An economic recovery is setting the right backdrop for the emirate to reduce and refinance its debt burden
That Dubai has recovered from the painful economic slump and debt restructuring that began in 2009 has quickly become an undisputed fact. Economic growth in the first half of 2013 was almost 5 per cent. Travel through the emirate and within it has picked up considerably over the past few years, as traffic at Dubais airport and on its roads attests.
Rising property prices and the return of grandiose real estate schemes suggest that despite many investors being burned in 2009, it has not put them off returning now.

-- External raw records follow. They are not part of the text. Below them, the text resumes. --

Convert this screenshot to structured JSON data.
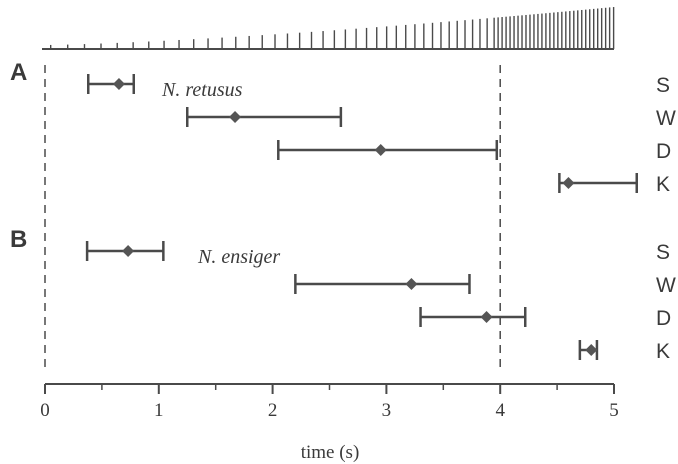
{
  "chart_data": {
    "type": "interval",
    "xlabel": "time (s)",
    "xlim": [
      0,
      5
    ],
    "xticks": [
      "0",
      "1",
      "2",
      "3",
      "4",
      "5"
    ],
    "reference_lines_x": [
      0,
      4
    ],
    "pulse_train": {
      "x_start": 0,
      "x_end": 5,
      "spacing": "decreasing"
    },
    "panels": [
      {
        "label": "A",
        "species": "N. retusus",
        "rows": [
          {
            "category": "S",
            "mean": 0.65,
            "low": 0.38,
            "high": 0.78
          },
          {
            "category": "W",
            "mean": 1.67,
            "low": 1.25,
            "high": 2.6
          },
          {
            "category": "D",
            "mean": 2.95,
            "low": 2.05,
            "high": 3.97
          },
          {
            "category": "K",
            "mean": 4.6,
            "low": 4.52,
            "high": 5.2
          }
        ]
      },
      {
        "label": "B",
        "species": "N. ensiger",
        "rows": [
          {
            "category": "S",
            "mean": 0.73,
            "low": 0.37,
            "high": 1.04
          },
          {
            "category": "W",
            "mean": 3.22,
            "low": 2.2,
            "high": 3.73
          },
          {
            "category": "D",
            "mean": 3.88,
            "low": 3.3,
            "high": 4.22
          },
          {
            "category": "K",
            "mean": 4.8,
            "low": 4.7,
            "high": 4.85
          }
        ]
      }
    ]
  },
  "colors": {
    "ink": "#4a4a4a",
    "marker": "#555555"
  }
}
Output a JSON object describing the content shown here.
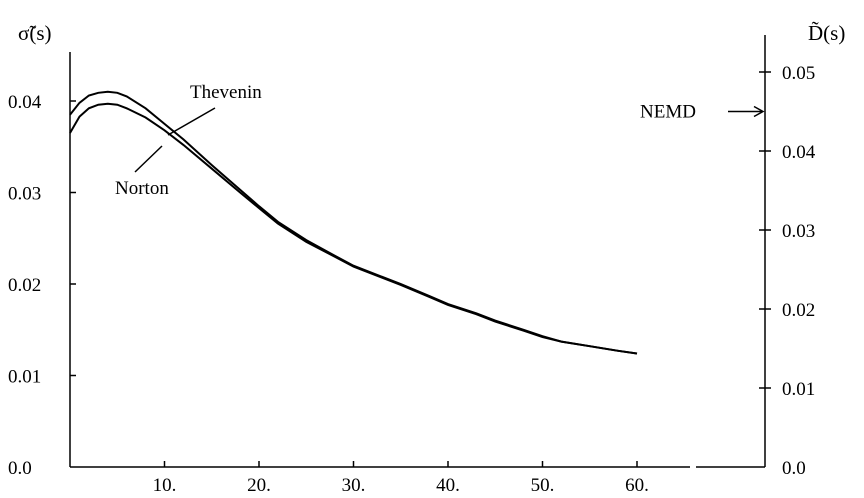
{
  "chart_data": {
    "type": "line",
    "y_left_label": "σ̃(s)",
    "y_right_label": "D̃(s)",
    "xlim": [
      0,
      60
    ],
    "x_ticks": [
      10,
      20,
      30,
      40,
      50,
      60
    ],
    "x_tick_labels": [
      "10.",
      "20.",
      "30.",
      "40.",
      "50.",
      "60."
    ],
    "y_left_lim": [
      0,
      0.05
    ],
    "y_left_ticks": [
      0.0,
      0.01,
      0.02,
      0.03,
      0.04
    ],
    "y_left_tick_labels": [
      "0.0",
      "0.01",
      "0.02",
      "0.03",
      "0.04"
    ],
    "y_right_lim": [
      0,
      0.056
    ],
    "y_right_ticks": [
      0.0,
      0.01,
      0.02,
      0.03,
      0.04,
      0.05
    ],
    "y_right_tick_labels": [
      "0.0",
      "0.01",
      "0.02",
      "0.03",
      "0.04",
      "0.05"
    ],
    "grid": false,
    "series": [
      {
        "name": "Thevenin",
        "x": [
          0,
          1,
          2,
          3,
          4,
          5,
          6,
          8,
          10,
          12,
          15,
          18,
          20,
          22,
          25,
          28,
          30,
          33,
          35,
          38,
          40,
          43,
          45,
          48,
          50,
          52,
          55,
          58,
          60
        ],
        "y": [
          0.0385,
          0.0398,
          0.0406,
          0.0409,
          0.041,
          0.0409,
          0.0405,
          0.0392,
          0.0375,
          0.0358,
          0.033,
          0.0303,
          0.0285,
          0.0268,
          0.0248,
          0.0231,
          0.022,
          0.0208,
          0.02,
          0.0187,
          0.0178,
          0.0168,
          0.016,
          0.015,
          0.0143,
          0.0137,
          0.0132,
          0.0127,
          0.0124
        ]
      },
      {
        "name": "Norton",
        "x": [
          0,
          1,
          2,
          3,
          4,
          5,
          6,
          8,
          10,
          12,
          15,
          18,
          20,
          22,
          25,
          28,
          30,
          33,
          35,
          38,
          40,
          43,
          45,
          48,
          50,
          52,
          55,
          58,
          60
        ],
        "y": [
          0.0365,
          0.0383,
          0.0392,
          0.0396,
          0.0397,
          0.0396,
          0.0392,
          0.0382,
          0.0368,
          0.0352,
          0.0326,
          0.03,
          0.0283,
          0.0266,
          0.0246,
          0.023,
          0.0219,
          0.0207,
          0.0199,
          0.0186,
          0.0177,
          0.0167,
          0.0159,
          0.0149,
          0.0142,
          0.0137,
          0.0132,
          0.0127,
          0.0124
        ]
      }
    ],
    "annotations": [
      {
        "text": "Thevenin"
      },
      {
        "text": "Norton"
      },
      {
        "text": "NEMD",
        "value": 0.045
      }
    ]
  }
}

The challenge Dubai faces is how it tackles the impending repayments due on all the debt it has restructured. Dubai is thought to have $50bn of debt repayments due over the next three years. Dubai World, the government investment vehicle at the heart of the emirates debt crisis, faces repayments of about $4.5bn in 2015.

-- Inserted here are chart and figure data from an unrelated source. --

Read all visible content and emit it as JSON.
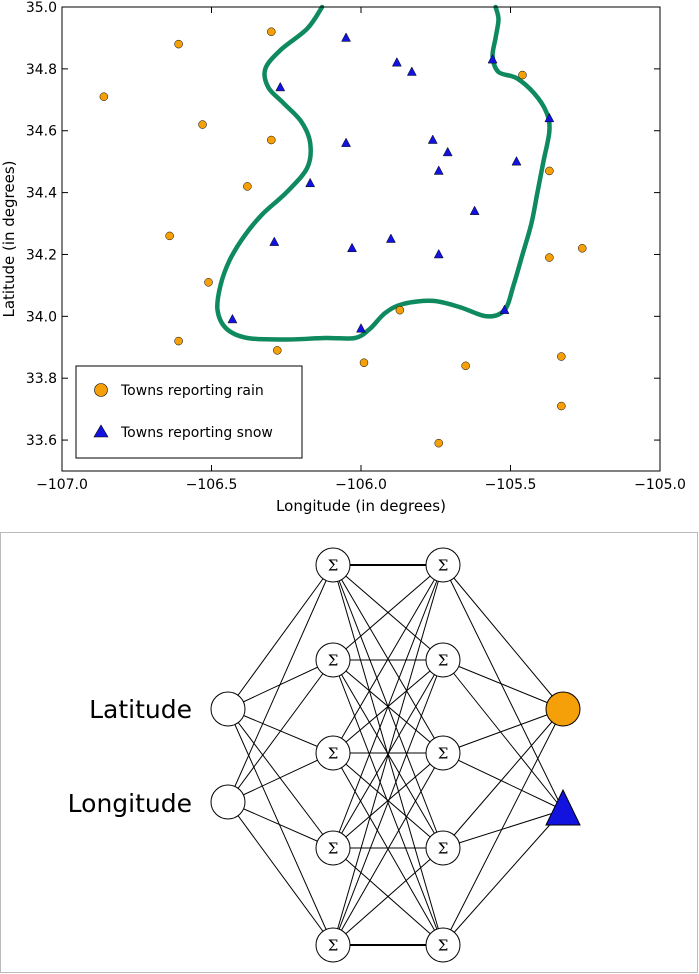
{
  "chart_data": [
    {
      "type": "scatter",
      "xlabel": "Longitude (in degrees)",
      "ylabel": "Latitude (in degrees)",
      "xlim": [
        -107.0,
        -105.0
      ],
      "ylim": [
        33.5,
        35.0
      ],
      "xticks": [
        -107.0,
        -106.5,
        -106.0,
        -105.5,
        -105.0
      ],
      "xtick_labels": [
        "−107.0",
        "−106.5",
        "−106.0",
        "−105.5",
        "−105.0"
      ],
      "yticks": [
        33.6,
        33.8,
        34.0,
        34.2,
        34.4,
        34.6,
        34.8,
        35.0
      ],
      "ytick_labels": [
        "33.6",
        "33.8",
        "34.0",
        "34.2",
        "34.4",
        "34.6",
        "34.8",
        "35.0"
      ],
      "legend_position": "bottom-left",
      "colors": {
        "rain": "#f5a009",
        "snow": "#1313e0",
        "boundary": "#0e8a5e"
      },
      "series": [
        {
          "name": "Towns reporting rain",
          "marker": "circle",
          "points": [
            [
              -106.61,
              34.88
            ],
            [
              -106.3,
              34.92
            ],
            [
              -106.86,
              34.71
            ],
            [
              -106.53,
              34.62
            ],
            [
              -106.3,
              34.57
            ],
            [
              -106.38,
              34.42
            ],
            [
              -106.64,
              34.26
            ],
            [
              -106.51,
              34.11
            ],
            [
              -106.61,
              33.92
            ],
            [
              -106.28,
              33.89
            ],
            [
              -105.99,
              33.85
            ],
            [
              -105.87,
              34.02
            ],
            [
              -105.65,
              33.84
            ],
            [
              -105.74,
              33.59
            ],
            [
              -105.46,
              34.78
            ],
            [
              -105.37,
              34.47
            ],
            [
              -105.37,
              34.19
            ],
            [
              -105.26,
              34.22
            ],
            [
              -105.33,
              33.87
            ],
            [
              -105.33,
              33.71
            ]
          ]
        },
        {
          "name": "Towns reporting snow",
          "marker": "triangle",
          "points": [
            [
              -106.05,
              34.9
            ],
            [
              -105.88,
              34.82
            ],
            [
              -105.83,
              34.79
            ],
            [
              -105.56,
              34.83
            ],
            [
              -106.27,
              34.74
            ],
            [
              -105.37,
              34.64
            ],
            [
              -106.05,
              34.56
            ],
            [
              -105.76,
              34.57
            ],
            [
              -105.71,
              34.53
            ],
            [
              -105.74,
              34.47
            ],
            [
              -105.48,
              34.5
            ],
            [
              -106.17,
              34.43
            ],
            [
              -105.62,
              34.34
            ],
            [
              -106.29,
              34.24
            ],
            [
              -106.03,
              34.22
            ],
            [
              -105.9,
              34.25
            ],
            [
              -105.74,
              34.2
            ],
            [
              -106.43,
              33.99
            ],
            [
              -106.0,
              33.96
            ],
            [
              -105.52,
              34.02
            ]
          ]
        }
      ],
      "boundary_curve": [
        [
          -106.13,
          35.0
        ],
        [
          -106.18,
          34.93
        ],
        [
          -106.27,
          34.86
        ],
        [
          -106.32,
          34.8
        ],
        [
          -106.31,
          34.74
        ],
        [
          -106.26,
          34.69
        ],
        [
          -106.2,
          34.63
        ],
        [
          -106.17,
          34.56
        ],
        [
          -106.18,
          34.48
        ],
        [
          -106.25,
          34.4
        ],
        [
          -106.33,
          34.33
        ],
        [
          -106.39,
          34.26
        ],
        [
          -106.44,
          34.18
        ],
        [
          -106.47,
          34.1
        ],
        [
          -106.48,
          34.02
        ],
        [
          -106.45,
          33.96
        ],
        [
          -106.38,
          33.93
        ],
        [
          -106.25,
          33.925
        ],
        [
          -106.12,
          33.93
        ],
        [
          -106.02,
          33.93
        ],
        [
          -105.97,
          33.96
        ],
        [
          -105.92,
          34.01
        ],
        [
          -105.86,
          34.04
        ],
        [
          -105.76,
          34.05
        ],
        [
          -105.67,
          34.03
        ],
        [
          -105.58,
          34.0
        ],
        [
          -105.52,
          34.02
        ],
        [
          -105.49,
          34.1
        ],
        [
          -105.46,
          34.2
        ],
        [
          -105.43,
          34.3
        ],
        [
          -105.41,
          34.4
        ],
        [
          -105.39,
          34.5
        ],
        [
          -105.37,
          34.6
        ],
        [
          -105.38,
          34.66
        ],
        [
          -105.42,
          34.72
        ],
        [
          -105.48,
          34.77
        ],
        [
          -105.54,
          34.79
        ],
        [
          -105.56,
          34.84
        ],
        [
          -105.55,
          34.9
        ],
        [
          -105.54,
          34.96
        ],
        [
          -105.55,
          35.0
        ]
      ]
    },
    {
      "type": "diagram",
      "inputs": [
        "Latitude",
        "Longitude"
      ],
      "hidden_node_symbol": "Σ",
      "hidden_layers": 2,
      "nodes_per_hidden_layer": 5,
      "outputs": [
        "rain",
        "snow"
      ]
    }
  ]
}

At a creditors meeting earlier this year, Dubai World was urged to speed up asset sales to help it fund this repayment. Plans to sell Palm Utilities, a district cooling company, to Empower, another cooling firm owned by Dubai Electricity & Water Authority (Dewa), suggest the company was listening.

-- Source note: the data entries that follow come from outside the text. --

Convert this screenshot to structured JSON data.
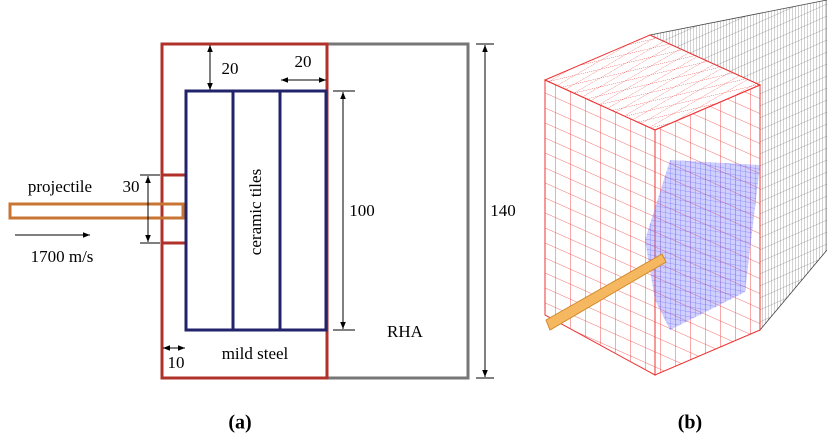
{
  "panel_a": {
    "projectile": "projectile",
    "projectile_diameter": "30",
    "velocity": "1700 m/s",
    "top_gap": "20",
    "side_gap": "20",
    "tile_height": "100",
    "total_height": "140",
    "tiles": "ceramic tiles",
    "casing": "mild steel",
    "backing": "RHA",
    "casing_thickness": "10",
    "caption": "(a)"
  },
  "panel_b": {
    "caption": "(b)"
  }
}
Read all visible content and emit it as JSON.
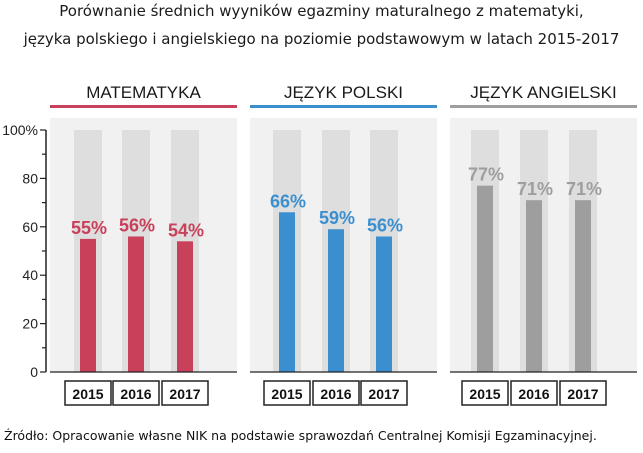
{
  "title_line1": "Porównanie  średnich wyyników egazminy maturalnego  z matematyki,",
  "title_line2": "języka polskiego  i angielskiego  na poziomie  podstawowym  w latach 2015-2017",
  "source": "Źródło: Opracowanie własne NIK na podstawie sprawozdań Centralnej Komisji Egzaminacyjnej.",
  "chart_data": {
    "type": "bar",
    "ylim": [
      0,
      100
    ],
    "yticks": [
      "0",
      "20",
      "40",
      "60",
      "80",
      "100%"
    ],
    "ytick_values": [
      0,
      20,
      40,
      60,
      80,
      100
    ],
    "categories": [
      "2015",
      "2016",
      "2017"
    ],
    "grid": false,
    "series": [
      {
        "name": "MATEMATYKA",
        "color": "#c8405a",
        "values": [
          55,
          56,
          54
        ],
        "labels": [
          "55%",
          "56%",
          "54%"
        ]
      },
      {
        "name": "JĘZYK POLSKI",
        "color": "#3b8fcf",
        "values": [
          66,
          59,
          56
        ],
        "labels": [
          "66%",
          "59%",
          "56%"
        ]
      },
      {
        "name": "JĘZYK ANGIELSKI",
        "color": "#9e9e9e",
        "values": [
          77,
          71,
          71
        ],
        "labels": [
          "77%",
          "71%",
          "71%"
        ]
      }
    ]
  }
}
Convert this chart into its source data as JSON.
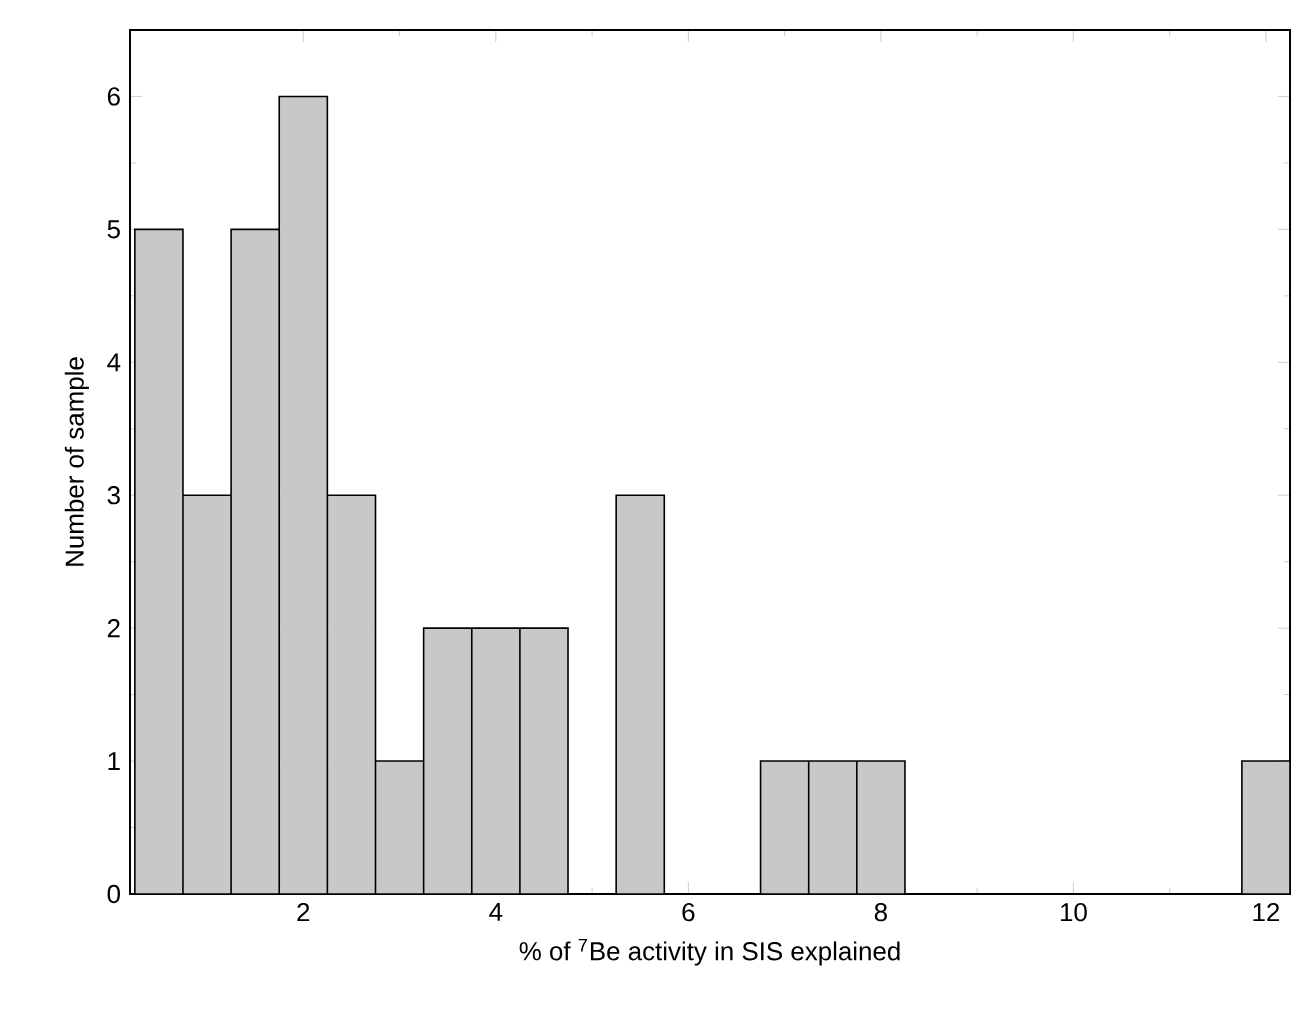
{
  "chart_data": {
    "type": "histogram",
    "xlabel": "% of $^{7}$Be activity in SIS explained",
    "ylabel": "Number of sample",
    "bins": [
      0.25,
      0.75,
      1.25,
      1.75,
      2.25,
      2.75,
      3.25,
      3.75,
      4.25,
      4.75,
      5.25,
      5.75,
      6.25,
      6.75,
      7.25,
      7.75,
      8.25,
      8.75,
      9.25,
      9.75,
      10.25,
      10.75,
      11.25,
      11.75,
      12.25
    ],
    "values": [
      5,
      3,
      5,
      6,
      3,
      1,
      2,
      2,
      2,
      0,
      3,
      0,
      0,
      1,
      1,
      1,
      0,
      0,
      0,
      0,
      0,
      0,
      0,
      1
    ],
    "color": "#c8c8c8",
    "xlim": [
      0.2,
      12.25
    ],
    "xticks": [
      2,
      4,
      6,
      8,
      10,
      12
    ],
    "ylim": [
      0,
      6.5
    ],
    "yticks": [
      0,
      1,
      2,
      3,
      4,
      5,
      6
    ],
    "grid": false
  }
}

It is also perhaps indicative of how Dubai could tackle its impending debt repayments. Few now expect the debt due in 2015 to be fully repaid. A more likely option is that part of it will be repaid, and the rest restructured again to give the government a few more years to wait for asset prices to rise.
Assets that the government may not want to divest can be passed from one arm of the state to another, allowing entities such as Dubai World to pick up a windfall that it can use to appease its creditors.
Were it not for the emirates economic recovery, creditors may not have fallen for this strategy. Now that Dubai is once again a growing city, they probably will.